I used to be extremely conservative and very “rules” oriented regarding clothing and accessories - probably the result of going to Catholic school and conforming to their uniform regs, followed by 11 years in the Navy with regular uniform inspections. But my husband helped me look at things differently. So now:
Clothing - as long as it covers the appropriate bits, who cares. If I think you look silly, I may snicker behind your back, but so what?
Jewelry - I’m not paying for it, so I don’t get any say, but as above, I may snicker behind your back.
Hair cut and color - for the most part, it grows back. You want a purple and green mohawk? Have a ball. Ignore the snickering.
Piercings - some truly make me go ick, but it’s none of my business, is it? You’re entitled to adorn yourself as you wish and I’m entitled to my opinion of those adornments.
Any of the above on kids - as long as you’re teaching your offspring that there’s a time and place for expression and for more conservative conformity, you get the FairyChatMom Seal of Approval. (Obviously my daughter’s brother-in-law didn’t learn that lesson, as evidenced by his wedding attire - shorts, a bright yellow polo shirt, shoes sans socks. I thought he was there to mow the lawn…)
A friend of my parents decided about the time he hit 70 that he wanted a diamond stud in his ear. And he got it. And he loves it. I don’t find it to be particularly attractive, but I’m sure there are things about me he’s not crazy about. Goodness knows what I’ll do when I hit 70. :eek:
I have a 9 yo old boy (well he’s 10 in less than a month), and I say fine if everybody’s fine with it. My guy wouldn’t wear pink anything, though, because he’s still in the he-man woman-hatin’ club. (I give it another year or so, then he’ll change his tune, along with his attention to grooming. )
I’ll just add my fatherly concern about caring for the hole/not catching the earring on something while playing.
I’m personally not all that enthusiastic about earrings on minor male children (less than 13). It generally just looks kind of low rent and trashy (to me), but to each their own.
My younger son had style and a strong sense of what his identity was from about three years old on. In fact, from Alice’s description, her son is probably very similar to my younger one.
In pre-school he would tie a blanket around his head with the knot on his forehead, put on a cap and walk in like he owned the place. At first I worried the other children would tease him but I need not have bothered–they all had blankets on their heads by the end of the day.

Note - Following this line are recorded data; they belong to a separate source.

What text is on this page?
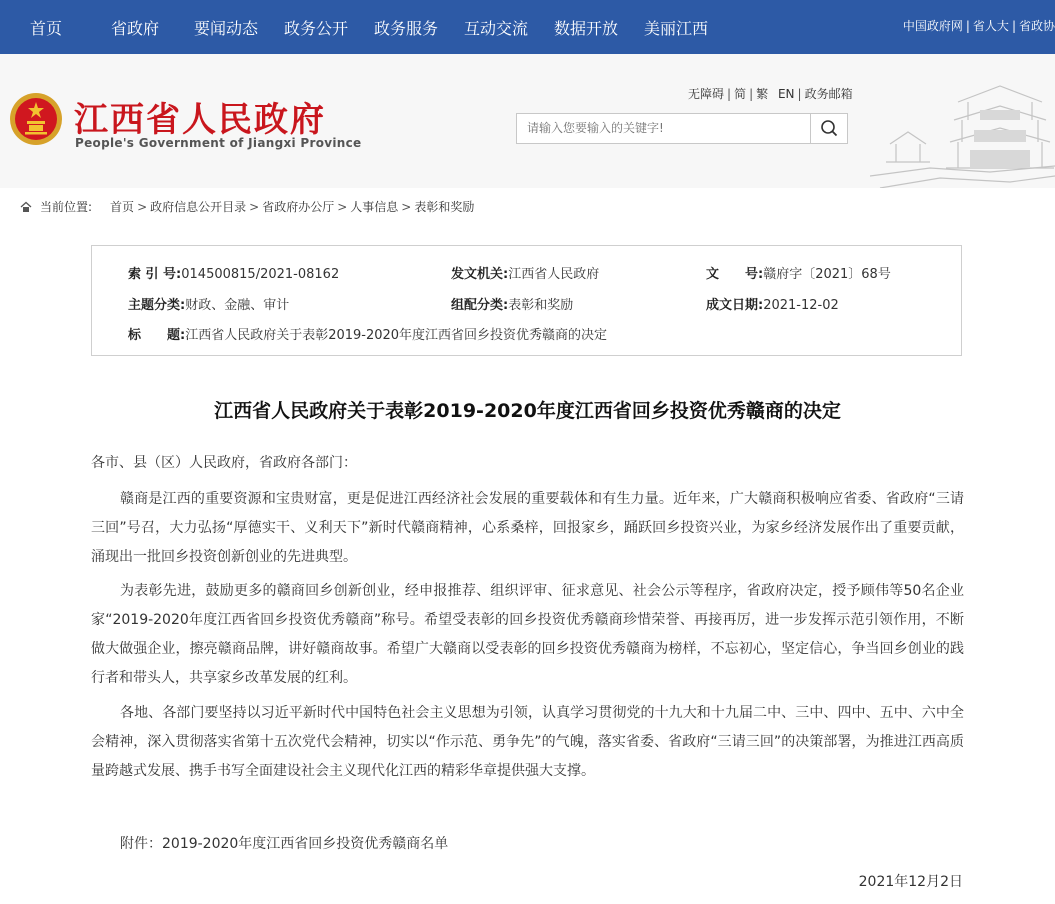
首页	省政府 要闻动态 政务公开 政务服务 互动交流 数据开放 美丽江西	中国政府网 | 省人大 | 省政协
江西省人民政府
People's Government of Jiangxi Province
无障碍 | 简 | 繁 EN | 政务邮箱
请输入您要输入的关键字!
当前位置: 首页 > 政府信息公开目录 > 省政府办公厅 > 人事信息 > 表彰和奖励
索 引 号:014500815/2021-08162	发文机关:江西省人民政府	文　　号:赣府字〔2021〕68号
主题分类:财政、金融、审计	组配分类:表彰和奖励	成文日期:2021-12-02
标　　题:江西省人民政府关于表彰2019-2020年度江西省回乡投资优秀赣商的决定
江西省人民政府关于表彰2019-2020年度江西省回乡投资优秀赣商的决定
各市、县（区）人民政府，省政府各部门：
赣商是江西的重要资源和宝贵财富，更是促进江西经济社会发展的重要载体和有生力量。近年来，广大赣商积极响应省委、省政府“三请三回”号召，大力弘扬“厚德实干、义利天下”新时代赣商精神，心系桑梓，回报家乡，踊跃回乡投资兴业，为家乡经济发展作出了重要贡献，涌现出一批回乡投资创新创业的先进典型。
为表彰先进，鼓励更多的赣商回乡创新创业，经申报推荐、组织评审、征求意见、社会公示等程序，省政府决定，授予顾伟等50名企业家“2019-2020年度江西省回乡投资优秀赣商”称号。希望受表彰的回乡投资优秀赣商珍惜荣誉、再接再厉，进一步发挥示范引领作用，不断做大做强企业，擦亮赣商品牌，讲好赣商故事。希望广大赣商以受表彰的回乡投资优秀赣商为榜样，不忘初心，坚定信心，争当回乡创业的践行者和带头人，共享家乡改革发展的红利。
各地、各部门要坚持以习近平新时代中国特色社会主义思想为引领，认真学习贯彻党的十九大和十九届二中、三中、四中、五中、六中全会精神，深入贯彻落实省第十五次党代会精神，切实以“作示范、勇争先”的气魄，落实省委、省政府“三请三回”的决策部署，为推进江西高质量跨越式发展、携手书写全面建设社会主义现代化江西的精彩华章提供强大支撑。
附件：2019-2020年度江西省回乡投资优秀赣商名单
2021年12月2日
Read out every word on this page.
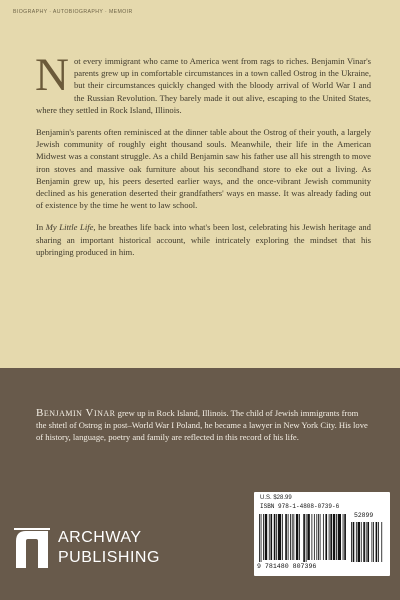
BIOGRAPHY · AUTOBIOGRAPHY · MEMOIR

Not every immigrant who came to America went from rags to riches. Benjamin Vinar's parents grew up in comfortable circumstances in a town called Ostrog in the Ukraine, but their circumstances quickly changed with the bloody arrival of World War I and the Russian Revolution. They barely made it out alive, escaping to the United States, where they settled in Rock Island, Illinois.

Benjamin's parents often reminisced at the dinner table about the Ostrog of their youth, a largely Jewish community of roughly eight thousand souls. Meanwhile, their life in the American Midwest was a constant struggle. As a child Benjamin saw his father use all his strength to move iron stoves and massive oak furniture about his secondhand store to eke out a living. As Benjamin grew up, his peers deserted earlier ways, and the once-vibrant Jewish community declined as his generation deserted their grandfathers' ways en masse. It was already fading out of existence by the time he went to law school.

In My Little Life, he breathes life back into what's been lost, celebrating his Jewish heritage and sharing an important historical account, while intricately exploring the mindset that his upbringing produced in him.

Benjamin Vinar grew up in Rock Island, Illinois. The child of Jewish immigrants from the shtetl of Ostrog in post–World War I Poland, he became a lawyer in New York City. His love of history, language, poetry and family are reflected in this record of his life.
ARCHWAY
PUBLISHING
U.S. $28.99
ISBN 978-1-4808-0739-6
9 781480 807396
52899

He did the same thing w/ crew cuts in the summer, dress up at school (ALWAYS the very fancy bejeweled women’s clothing)–you name it, he was different.
Now he’s 25, married, the father of a beautiful baby girl and a youth pastor. Along the way he’s had an earring and an eye brow piercing, but chose against tattoos. I expect he’ll always march to the beat of a slightly different drummer.
I love the idea. You rock, mom. Seriously, allowing them personal freedoms is never a bad thing. Used as a “teaching moment” or an opportunity to examine potential consequences, it’s a great way for a kid to explore without a permanent consequence!
Picture, please- this kid sounds awesome. I think he would get along great with my 6 & 8 year olds.